Wednesday, February 26, 2020

One Cut of the Dead (2017)

Original title: カメラを止めるな!, Kamera o Tomeru na!

Warning: Structural spoilers are really unavoidable here!

A director (Takayuki Hamatsu) is shooting an extremely low budget zombie movie in this sort of thing’s natural environs, an abandoned industrial building. He’s clearly just a wee bit shy of a complete violent breakdown, which will certainly turn out well once the zombie movie shoot is inevitably attacked by actual zombies (whose appearance will turn out to be his fault, of course).
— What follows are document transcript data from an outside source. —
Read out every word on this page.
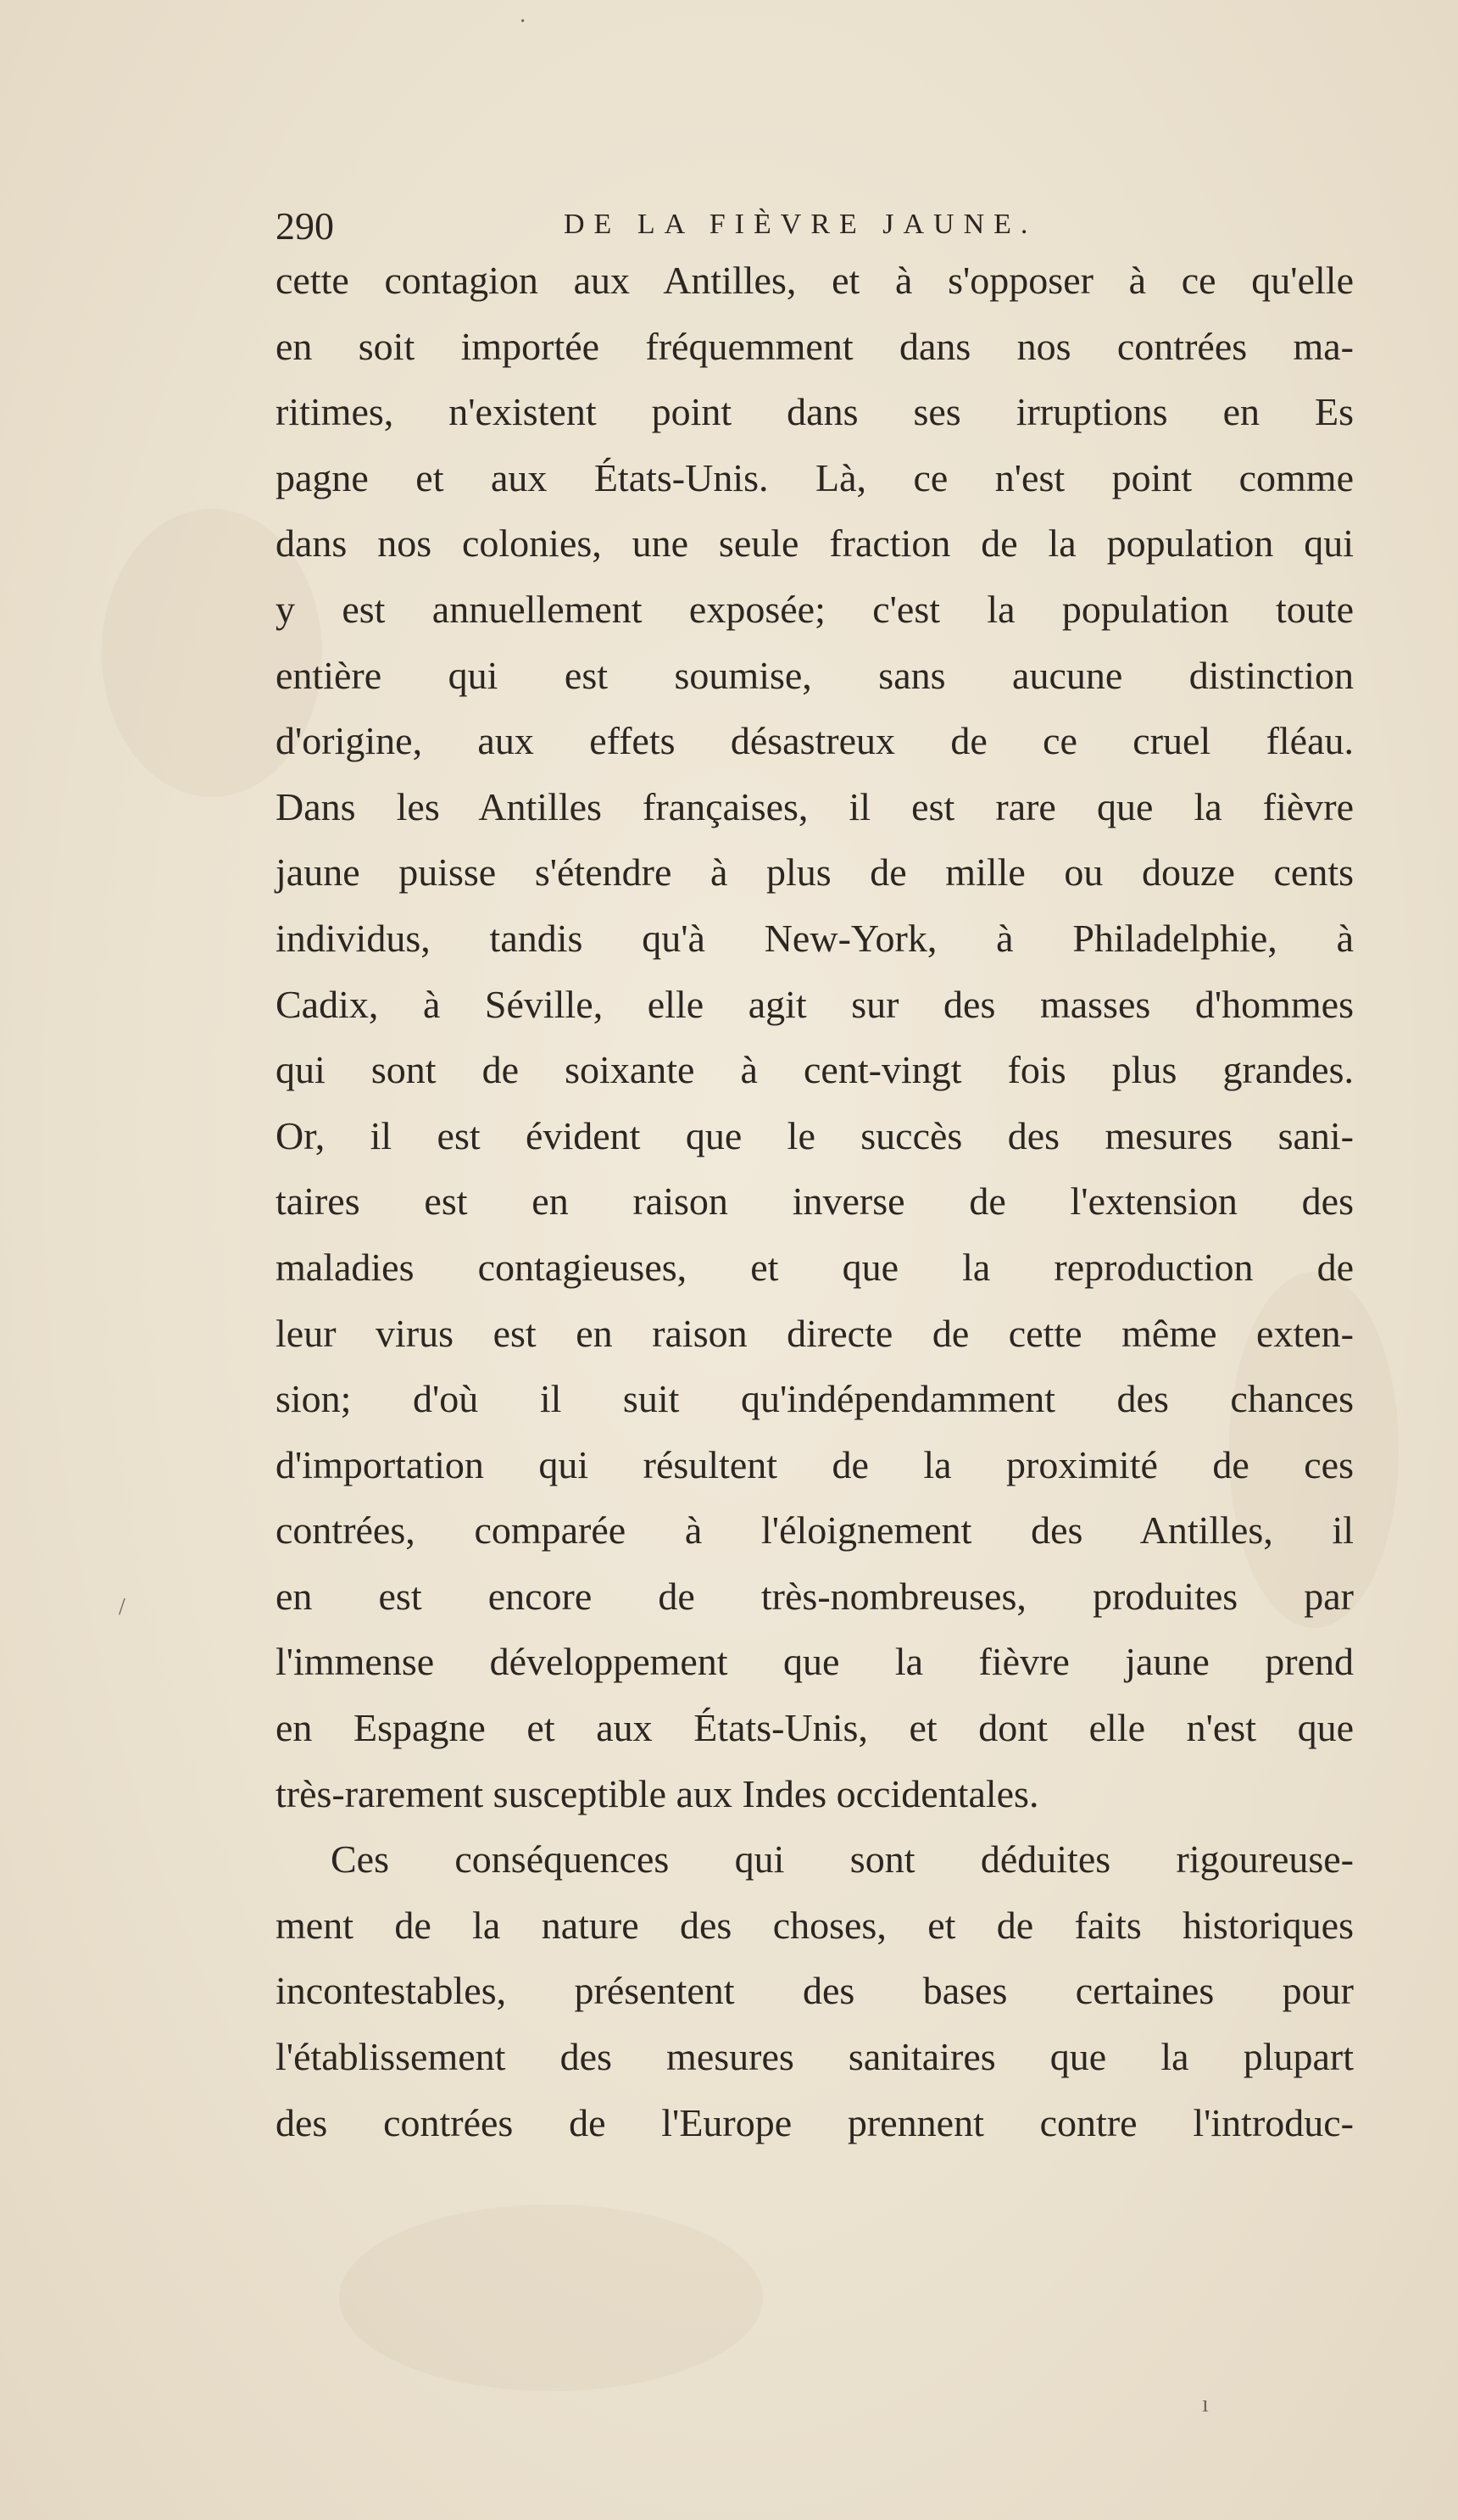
290	DE LA FIÈVRE JAUNE.
cette contagion aux Antilles, et à s'opposer à ce qu'elle
en soit importée fréquemment dans nos contrées ma-
ritimes, n'existent point dans ses irruptions en Es
pagne et aux États-Unis. Là, ce n'est point comme
dans nos colonies, une seule fraction de la population qui
y est annuellement exposée; c'est la population toute
entière qui est soumise, sans aucune distinction
d'origine, aux effets désastreux de ce cruel fléau.
Dans les Antilles françaises, il est rare que la fièvre
jaune puisse s'étendre à plus de mille ou douze cents
individus, tandis qu'à New-York, à Philadelphie, à
Cadix, à Séville, elle agit sur des masses d'hommes
qui sont de soixante à cent-vingt fois plus grandes.
Or, il est évident que le succès des mesures sani-
taires est en raison inverse de l'extension des
maladies contagieuses, et que la reproduction de
leur virus est en raison directe de cette même exten-
sion; d'où il suit qu'indépendamment des chances
d'importation qui résultent de la proximité de ces
contrées, comparée à l'éloignement des Antilles, il
en est encore de très-nombreuses, produites par
l'immense développement que la fièvre jaune prend
en Espagne et aux États-Unis, et dont elle n'est que
très-rarement susceptible aux Indes occidentales.
Ces conséquences qui sont déduites rigoureuse-
ment de la nature des choses, et de faits historiques
incontestables, présentent des bases certaines pour
l'établissement des mesures sanitaires que la plupart
des contrées de l'Europe prennent contre l'introduc-
·
/
ı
After 35 minutes or so of great, slightly weird, and often pretty funny and inventive shoestring budget zombie movie fun, the film cuts back one month to reveal that what we have just seen is the product of an insane offer made to mild-mannered director, who prides himself on his averageness to boot, Takayuki Higurashi (hey, it’s Takayuki Hamatsu again!). The newly minted Zombie Channel wants the director to make a short zombie movie to be broadcast live and filmed with only one camera without any edits. Higurashi isn’t really the guy who takes creative risks, but since his relationship to his daughter Mao (Mao) is a bit strained, and her favourite hot young actor of the moment (Kazuaki Nagaya as Kazuaki Kamiya) is going to be cast as the male lead, he is willing to, for once in his life. All kinds of craziness ensues.

Shinichiro Ueda’s One Cut of the Dead isn’t just that most rare of things, a funny zombie comedy, it is also that even rarer thing, a film about filmmaking that doesn’t disappear down its own ass. In fact, one of the greatest and most riveting things about this utterly brilliant piece of filmmaking is how little it tries to praise the lonesome auteur out to make some art (or “real cinema” as suddenly grumpy old man Marty Scorsese would probably say) but is interested in the creative craziness of art that can just happen when hired hands, bystanders roped into important roles, and people just trying to do their jobs as well as they can come together, not in a purposeful gesture to create something for the ages, but while trying to just get something together that hopefully doesn’t suck, somehow falling in love with it and the process of making it.

And really, unlike all those very serious films about filmmaking you’ll encounter in most “best films of all times” lists, One Cut is a much more successful and believable argument for filmmaking as a thing of pain (half of its jokes are based on things going very wrong indeed, after all) and of great joy, a paean to the creative spark that is utterly convincing exactly because it doesn’t want to convince us of anything. It just is.

For a film that is as much about spontaneous craziness as this one, it is also brilliantly constructed, setting up jokes in the first five minutes that’ll pay off wonderfully an hour later, and not afraid to follow the exhilarating zombie movie inside of the movie with what feels like a very slow series of sequences that introduce the characters and their foibles. A series of sequences that will turn out to be completely indispensible for what follows, not just setting up further jokes down the line (and there are so, so many utterly hilarious jokes in here) but also creating compassionate and pretty damn heart-warming character arcs I really wouldn’t have expected from this sort of project at all. For One Cut is also that rare kind of comedy that truly seems to love its characters, prepared to let them suffer indignities but also always genuinely on their side.


Add to all this Ueda’s great inventiveness when it comes to physical comedy as well as to the somewhat more cerebral kinds, and you’ll end up with a film that’s as perfect as anything I’ve ever seen. That the whole thing apparently only cost the yen equivalent of $25,000 to make is really just the cherry on top. Or the camera on the human pyramid, in this case.